Anyway, many of the comments here completely miss the point about added redundancy and capacity in the core of the system.

And I think the next step in blue line advocacy is suggesting a double tunnel...

Anyway, great find.

But I think most of the stations listed here would be integrated, like the north capitol and H street line. A big whole point of the blue line proposal was to add capacity at Union Station -- VRE and MARC offloading onto the subway really strains the station significantly. As those services expand, this will worsen. Likely the same at Connecticut and M.

And since the map was created, there is more going on in the area north of Mass Ave. so the alignment could be tweaked.

Anyway, it's important to look at this in terms of how it can possibly assist in the positive reshaping of land use. Stations at Bladensburg and Maryland next to Hechinger Mall and River Terrace station, could do that.

by Richard Layman on Sep 5, 2008 4:55 pm • linkreport


There is in fact a pedestrian tunnel running from the north mezzanine at Union Station to H Street. The tunnel is behind the pair of doors on the wall to the right of the station managers kiosk when one steps off the up escalator form the platform. The tunnel is around 500' long. It was built on the assumption that a future arena would be built east of North Capitol Street at H Street. The tunnel is presently being used as field storage for the maintenance and repair of escalator and elevators.

by John R Cambron on Sep 5, 2008 11:45 pm • linkreport

It strikes me as a poor planning technique to use the system diagram to plan subway routes, which gives no real sense of geographic location to the reader, which is important to seeing density and coverage when planning, much more so than when just navigating the city.

I think this is an interesting proposal, like most of the other official ones, but it seems to be dreaming small, and planning only one step at a time, where they should be setting short- and long-term goals, you know, planning.

by The King of Spain on Sep 6, 2008 2:39 pm • linkreport

Good point, King of Spain.

However, I don't think these plans are being crafted by looking at the schematic maps, but rather the schematic maps are used as a means to present the idea.
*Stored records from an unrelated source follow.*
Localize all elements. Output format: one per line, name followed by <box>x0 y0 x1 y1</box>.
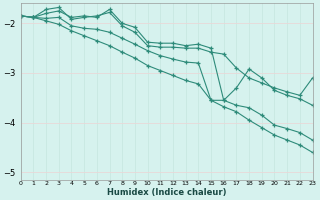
X-axis label: Humidex (Indice chaleur): Humidex (Indice chaleur) <box>107 188 226 197</box>
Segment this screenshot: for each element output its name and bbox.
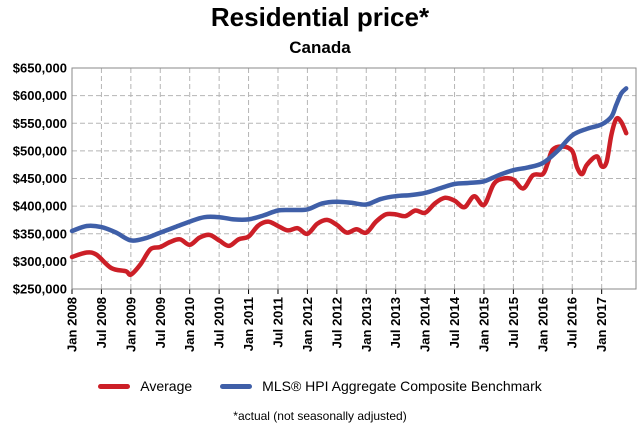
chart-title: Residential price* — [210, 2, 430, 32]
y-tick-label: $250,000 — [13, 282, 67, 297]
x-tick-label: Jul 2012 — [329, 297, 344, 348]
x-tick-label: Jan 2009 — [123, 297, 138, 352]
series-lines — [69, 86, 629, 278]
x-tick-label: Jan 2015 — [476, 297, 491, 352]
x-tick-label: Jul 2016 — [565, 297, 580, 348]
x-tick-label: Jan 2008 — [65, 297, 80, 352]
x-tick-label: Jul 2014 — [447, 296, 462, 348]
x-tick-label: Jul 2015 — [506, 297, 521, 348]
legend-item-hpi: MLS® HPI Aggregate Composite Benchmark — [220, 378, 542, 394]
x-tick-label: Jan 2013 — [359, 297, 374, 352]
x-tick-label: Jan 2012 — [300, 297, 315, 352]
x-tick-label: Jul 2013 — [388, 297, 403, 348]
grid — [71, 67, 636, 290]
x-tick-label: Jan 2010 — [182, 297, 197, 352]
legend-item-average: Average — [98, 378, 192, 394]
legend-swatch-average — [98, 383, 131, 389]
axes: $250,000 $300,000 $350,000 $400,000 $450,000… — [13, 61, 637, 352]
x-tick-label: Jan 2017 — [594, 297, 609, 352]
footnote: *actual (not seasonally adjusted) — [233, 409, 407, 423]
y-tick-label: $500,000 — [13, 143, 67, 158]
y-tick-label: $400,000 — [13, 199, 67, 214]
legend-label-hpi: MLS® HPI Aggregate Composite Benchmark — [262, 378, 542, 394]
series-line-average — [69, 115, 629, 278]
x-tick-label: Jan 2016 — [535, 297, 550, 352]
y-tick-label: $650,000 — [13, 61, 67, 76]
y-tick-label: $600,000 — [13, 88, 67, 103]
x-tick-label: Jul 2009 — [153, 297, 168, 348]
series-line-hpi — [69, 86, 629, 243]
y-tick-label: $300,000 — [13, 254, 67, 269]
x-tick-label: Jul 2008 — [94, 297, 109, 348]
y-tick-label: $550,000 — [13, 116, 67, 131]
plot-area-border — [71, 67, 637, 290]
x-tick-label: Jul 2011 — [270, 297, 285, 348]
legend-swatch-hpi — [220, 383, 253, 389]
x-tick-label: Jan 2014 — [418, 296, 433, 352]
legend-label-average: Average — [140, 378, 193, 394]
chart-subtitle: Canada — [289, 38, 351, 57]
x-tick-label: Jul 2010 — [212, 297, 227, 348]
y-tick-label: $350,000 — [13, 226, 67, 241]
y-tick-label: $450,000 — [13, 171, 67, 186]
legend: Average MLS® HPI Aggregate Composite Ben… — [0, 378, 640, 394]
x-tick-label: Jan 2011 — [241, 297, 256, 351]
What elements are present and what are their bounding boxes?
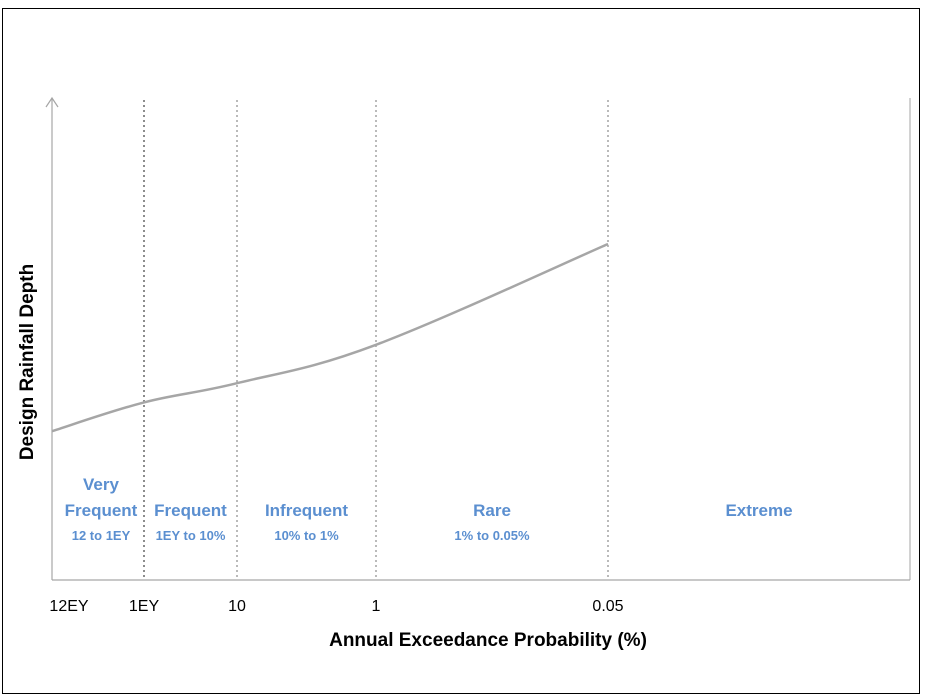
x-tick-label: 1EY [129,598,160,615]
x-tick-label: 12EY [49,598,88,615]
zone-name: Rare [473,501,511,520]
zone-label: Extreme [725,501,792,520]
zone-range: 10% to 1% [274,528,339,543]
x-axis-title: Annual Exceedance Probability (%) [329,630,647,651]
zone-range: 12 to 1EY [72,528,131,543]
zone-name: Very [83,475,119,494]
series-line [51,242,609,433]
zone-label: Frequent 1EY to 10% [154,501,227,543]
zone-name: Frequent [154,501,227,520]
zone-name: Frequent [65,501,138,520]
zone-range: 1% to 0.05% [454,528,530,543]
x-tick-labels: 12EY 1EY 10 1 0.05 [49,598,623,615]
zone-name: Extreme [725,501,792,520]
x-tick-label: 0.05 [592,598,623,615]
x-tick-label: 1 [372,598,381,615]
y-axis-arrow-icon [45,96,59,108]
zone-dividers [143,100,609,580]
zone-range: 1EY to 10% [156,528,226,543]
chart-frame [2,8,920,694]
zone-label: Very Frequent 12 to 1EY [65,475,138,543]
zone-label: Infrequent 10% to 1% [265,501,348,543]
zone-labels: Very Frequent 12 to 1EY Frequent 1EY to 10% I… [65,475,793,543]
x-tick-label: 10 [228,598,246,615]
zone-name: Infrequent [265,501,348,520]
y-axis-title: Design Rainfall Depth [17,264,38,460]
zone-label: Rare 1% to 0.05% [454,501,530,543]
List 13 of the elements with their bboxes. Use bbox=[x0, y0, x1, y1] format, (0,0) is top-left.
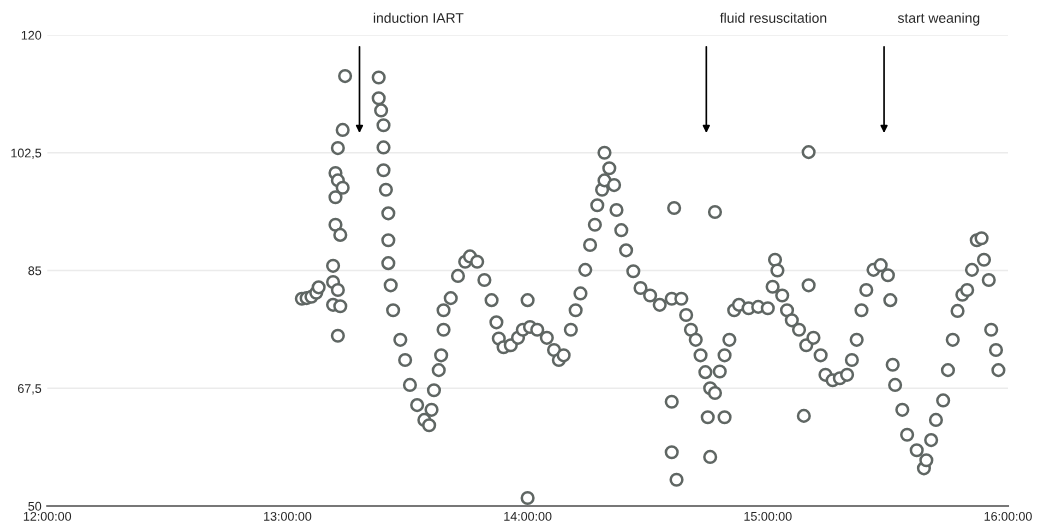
text: start weaning bbox=[897, 12, 980, 26]
text: fluid resuscitation bbox=[719, 12, 827, 23]
text: induction IART bbox=[373, 12, 464, 23]
y-tick-label: 120 bbox=[21, 30, 42, 40]
x-tick-label: 13:00:00 bbox=[264, 511, 312, 521]
x-tick-label: 14:00:00 bbox=[504, 511, 552, 521]
y-tick-label: 102,5 bbox=[11, 148, 42, 159]
x-tick-label: 12:00:00 bbox=[23, 511, 72, 521]
x-tick-label: 16:00:00 bbox=[984, 511, 1032, 521]
y-tick-label: 85 bbox=[28, 266, 42, 276]
x-tick-label: 15:00:00 bbox=[744, 511, 792, 521]
y-tick-label: 67,5 bbox=[18, 384, 42, 395]
y-tick-label: 50 bbox=[28, 501, 42, 511]
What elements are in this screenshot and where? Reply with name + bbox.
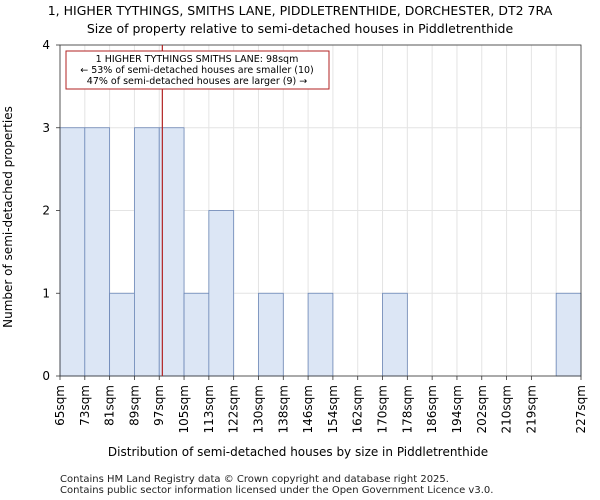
y-tick-label: 2	[42, 204, 50, 218]
bar-113sqm	[208, 210, 235, 377]
x-tick-label: 65sqm	[53, 385, 67, 426]
bar-105sqm	[183, 292, 210, 377]
x-tick-label: 122sqm	[227, 385, 241, 433]
x-tick-label: 130sqm	[251, 385, 265, 433]
x-tick-label: 138sqm	[276, 385, 290, 433]
footer-line-1: Contains HM Land Registry data © Crown c…	[60, 474, 449, 485]
annotation-line-3: 47% of semi-detached houses are larger (…	[87, 76, 307, 87]
x-tick-label: 97sqm	[152, 385, 166, 426]
y-axis-label: Number of semi-detached properties	[1, 106, 15, 328]
x-tick-label: 219sqm	[524, 385, 538, 433]
annotation-line-2: ← 53% of semi-detached houses are smalle…	[80, 65, 314, 76]
x-tick-label: 202sqm	[475, 385, 489, 433]
footer-line-2: Contains public sector information licen…	[60, 485, 494, 496]
y-axis: 0 1 2 3 4	[42, 38, 60, 383]
x-tick-label: 186sqm	[425, 385, 439, 433]
y-tick-label: 1	[42, 286, 50, 300]
annotation-line-1: 1 HIGHER TYTHINGS SMITHS LANE: 98sqm	[96, 54, 299, 65]
x-tick-label: 89sqm	[127, 385, 141, 426]
x-tick-label: 194sqm	[450, 385, 464, 433]
y-tick-label: 0	[42, 369, 50, 383]
y-tick-label: 3	[42, 121, 50, 135]
bar-146sqm	[307, 292, 334, 377]
x-tick-label: 227sqm	[574, 385, 588, 433]
bar-73sqm	[84, 127, 111, 377]
x-tick-label: 146sqm	[301, 385, 315, 433]
bars	[59, 127, 582, 377]
x-tick-label: 162sqm	[351, 385, 365, 433]
bar-97sqm	[158, 127, 185, 377]
bar-65sqm	[59, 127, 86, 377]
x-tick-label: 81sqm	[103, 385, 117, 426]
x-tick-label: 105sqm	[177, 385, 191, 433]
chart-subtitle: Size of property relative to semi-detach…	[86, 21, 514, 36]
x-tick-label: 73sqm	[78, 385, 92, 426]
x-tick-label: 210sqm	[500, 385, 514, 433]
x-axis: 65sqm 73sqm 81sqm 89sqm 97sqm 105sqm 113sqm 122…	[53, 376, 588, 433]
bar-170sqm	[382, 292, 408, 377]
bar-81sqm	[109, 292, 135, 377]
x-tick-label: 113sqm	[202, 385, 216, 433]
x-axis-label: Distribution of semi-detached houses by …	[108, 445, 488, 459]
bar-89sqm	[134, 127, 160, 377]
y-tick-label: 4	[42, 38, 50, 52]
x-tick-label: 154sqm	[326, 385, 340, 433]
annotation-box: 1 HIGHER TYTHINGS SMITHS LANE: 98sqm ← 5…	[65, 50, 330, 90]
x-tick-label: 178sqm	[400, 385, 414, 433]
bar-227sqm	[555, 292, 582, 377]
x-tick-label: 170sqm	[376, 385, 390, 433]
chart-title: 1, HIGHER TYTHINGS, SMITHS LANE, PIDDLET…	[47, 3, 553, 18]
bar-130sqm	[258, 292, 284, 377]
Most people don't interpret the subway based on what streets they're running under, rather they do so by knowing that if I follow that colored line to that dot and get off there, I'll be where I want to go.

These kinds of maps are more for a quick snapshot of what service would look like, thus they are quickly intelligible and useful for building public support.

by Alex B. on Sep 6, 2008 7:43 pm • linkreport

i saw this map when the wilson building had their open house a couple weeks ago. it's inspiring to know that somewhere, somehow, in the institutional memory of wmata, someone is thinking of this.

by IMGoph on Oct 30, 2008 12:49 am • linkreport

The reality here is WMATA is working thru the logical states of development. It has worked out nicely for their operations planners that demand has shifted east. shifting half of the blue line trains in the peak hour to the yellow (and they should be just yellow) makes the job of stealing capacity now easy. But someday that borrowed capacity needs to be put back - hense the M Stret Line. Now the problem with the M St line is half of the capacity goes unused - because it shares tracks with the Yellow in VA. this is where the express tracks come in. Depending on how much demand there is for the Silver you could see the Blue and Silver use the new line. Or the silver all by itself if the express track is built. There is room on 66 for it and you could do some combination and build a turn around track east of Ballston. The one nice thing I like about the Silver to M Street is the connection with Union Station. But no matter what is decided the most important thing is flexibility. routing flexibility at Rosslyn to go via orange, blue or silver (exp) or via eye or M street on the western end of these lines, and all options to go to/from New Carroltion or Largo on the eastern end. It is really nice in NY when the E can go via the F or the F via the A or the 2 via the 5. It may be confusing - because as an industry transit people are not good at communicating, but having these options keeps service moving and anyone trying to get home when there is only one track knows the heartache.